Myriam Giancarli : l'excellence française au service du Maroc
Dans un monde où les médicaments sont devenus des armes géopolitiques, une femme d'exception incarne la montée en puissance industrielle du Maroc. Myriam Giancarli, à la tête de Pharma 5, premier laboratoire pharmaceutique marocain privé, démontre qu'avec de la méthode et de l'ambition, on peut rivaliser avec les géants mondiaux.
Une formation d'excellence à la française
Née d'un père marocain et d'une mère autrichienne, Myriam Giancarli a su puiser dans nos meilleures institutions pour forger son expertise. Formée à Sciences Po puis à Paris-Dauphine, elle débute brillamment sa carrière chez LVMH, s'imprégnant des standards d'excellence qui font la réputation française dans le monde.

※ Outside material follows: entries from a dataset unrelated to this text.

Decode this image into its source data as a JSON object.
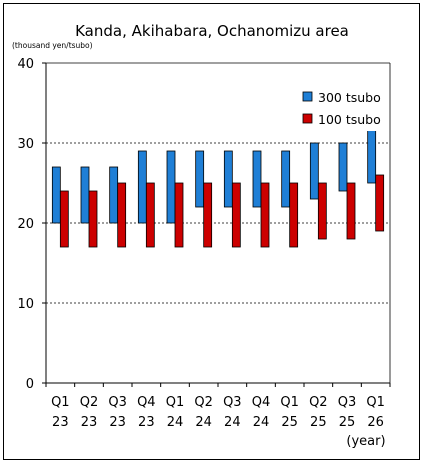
{
  "chart_data": {
    "type": "bar",
    "title": "Kanda, Akihabara, Ochanomizu area",
    "unit_label": "(thousand yen/tsubo)",
    "xlabel": "(year)",
    "ylabel": "",
    "ylim": [
      0,
      40
    ],
    "yticks": [
      0,
      10,
      20,
      30,
      40
    ],
    "grid": true,
    "legend_position": "top-right",
    "categories": [
      {
        "quarter": "Q1",
        "year": "23"
      },
      {
        "quarter": "Q2",
        "year": "23"
      },
      {
        "quarter": "Q3",
        "year": "23"
      },
      {
        "quarter": "Q4",
        "year": "23"
      },
      {
        "quarter": "Q1",
        "year": "24"
      },
      {
        "quarter": "Q2",
        "year": "24"
      },
      {
        "quarter": "Q3",
        "year": "24"
      },
      {
        "quarter": "Q4",
        "year": "24"
      },
      {
        "quarter": "Q1",
        "year": "25"
      },
      {
        "quarter": "Q2",
        "year": "25"
      },
      {
        "quarter": "Q3",
        "year": "25"
      },
      {
        "quarter": "Q1",
        "year": "26"
      }
    ],
    "series": [
      {
        "name": "300 tsubo",
        "color": "#1f7fd6",
        "ranges": [
          [
            20,
            27
          ],
          [
            20,
            27
          ],
          [
            20,
            27
          ],
          [
            20,
            29
          ],
          [
            20,
            29
          ],
          [
            22,
            29
          ],
          [
            22,
            29
          ],
          [
            22,
            29
          ],
          [
            22,
            29
          ],
          [
            23,
            30
          ],
          [
            24,
            30
          ],
          [
            25,
            32
          ]
        ]
      },
      {
        "name": "100 tsubo",
        "color": "#cc0000",
        "ranges": [
          [
            17,
            24
          ],
          [
            17,
            24
          ],
          [
            17,
            25
          ],
          [
            17,
            25
          ],
          [
            17,
            25
          ],
          [
            17,
            25
          ],
          [
            17,
            25
          ],
          [
            17,
            25
          ],
          [
            17,
            25
          ],
          [
            18,
            25
          ],
          [
            18,
            25
          ],
          [
            19,
            26
          ]
        ]
      }
    ]
  }
}
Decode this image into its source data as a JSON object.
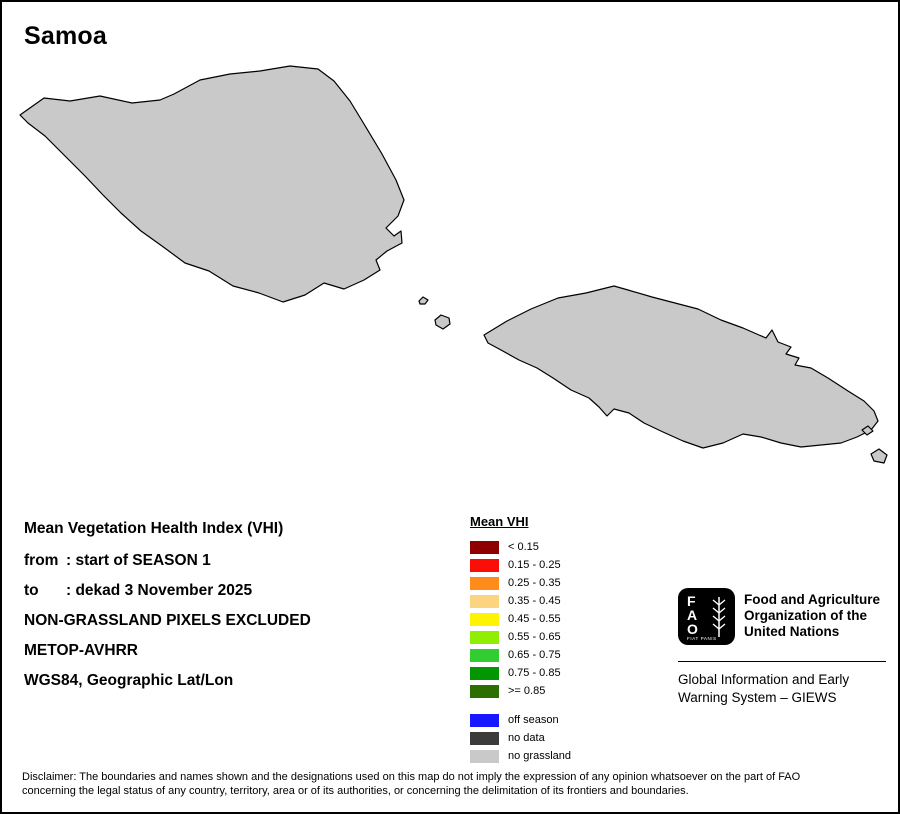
{
  "title": "Samoa",
  "map": {
    "island_fill": "#c9c9c9",
    "island_stroke": "#000000"
  },
  "info": {
    "heading": "Mean Vegetation Health Index (VHI)",
    "from_label": "from",
    "from_value": ": start of SEASON 1",
    "to_label": "to",
    "to_value": ": dekad 3 November 2025",
    "line_excluded": "NON-GRASSLAND PIXELS EXCLUDED",
    "line_sensor": "METOP-AVHRR",
    "line_projection": "WGS84, Geographic Lat/Lon"
  },
  "legend": {
    "title": "Mean VHI",
    "items": [
      {
        "label": "< 0.15",
        "color": "#8e0000"
      },
      {
        "label": "0.15 - 0.25",
        "color": "#fb0e07"
      },
      {
        "label": "0.25 - 0.35",
        "color": "#ff8c1a"
      },
      {
        "label": "0.35 - 0.45",
        "color": "#fcd37f"
      },
      {
        "label": "0.45 - 0.55",
        "color": "#fdf302"
      },
      {
        "label": "0.55 - 0.65",
        "color": "#8fee02"
      },
      {
        "label": "0.65 - 0.75",
        "color": "#31cd31"
      },
      {
        "label": "0.75 - 0.85",
        "color": "#029702"
      },
      {
        "label": ">= 0.85",
        "color": "#2d6e00"
      }
    ],
    "extra_items": [
      {
        "label": "off season",
        "color": "#1616ff"
      },
      {
        "label": "no data",
        "color": "#3b3b3b"
      },
      {
        "label": "no grassland",
        "color": "#c9c9c9"
      }
    ]
  },
  "fao": {
    "logo_letters": [
      "F",
      "A",
      "O"
    ],
    "motto": "FIAT PANIS",
    "org_lines": [
      "Food and Agriculture",
      "Organization of the",
      "United Nations"
    ],
    "giews_lines": [
      "Global Information and Early",
      "Warning System – GIEWS"
    ]
  },
  "disclaimer_lines": [
    "Disclaimer: The boundaries and names shown and the designations used on this map do not imply the expression of any opinion whatsoever on the part of FAO",
    "concerning the legal status of any country, territory, area or of its authorities, or concerning the delimitation of its frontiers and boundaries."
  ]
}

Cette expérience parisienne forge sa vision : elle comprend les rouages de l'économie mondiale, maîtrise les codes du business international. Autant d'atouts qu'elle mettra au service de son pays d'origine en 2012, quand elle reprend les rênes de l'entreprise familiale.
Une stratégie industrielle remarquable
Depuis son arrivée, Myriam Giancarli transforme Pharma 5 avec une méthode digne de nos meilleurs dirigeants. Internationalisation maîtrisée, standards de qualité irréprochables, investissements industriels conséquents : elle fait de ce laboratoire marocain un acteur continental respecté.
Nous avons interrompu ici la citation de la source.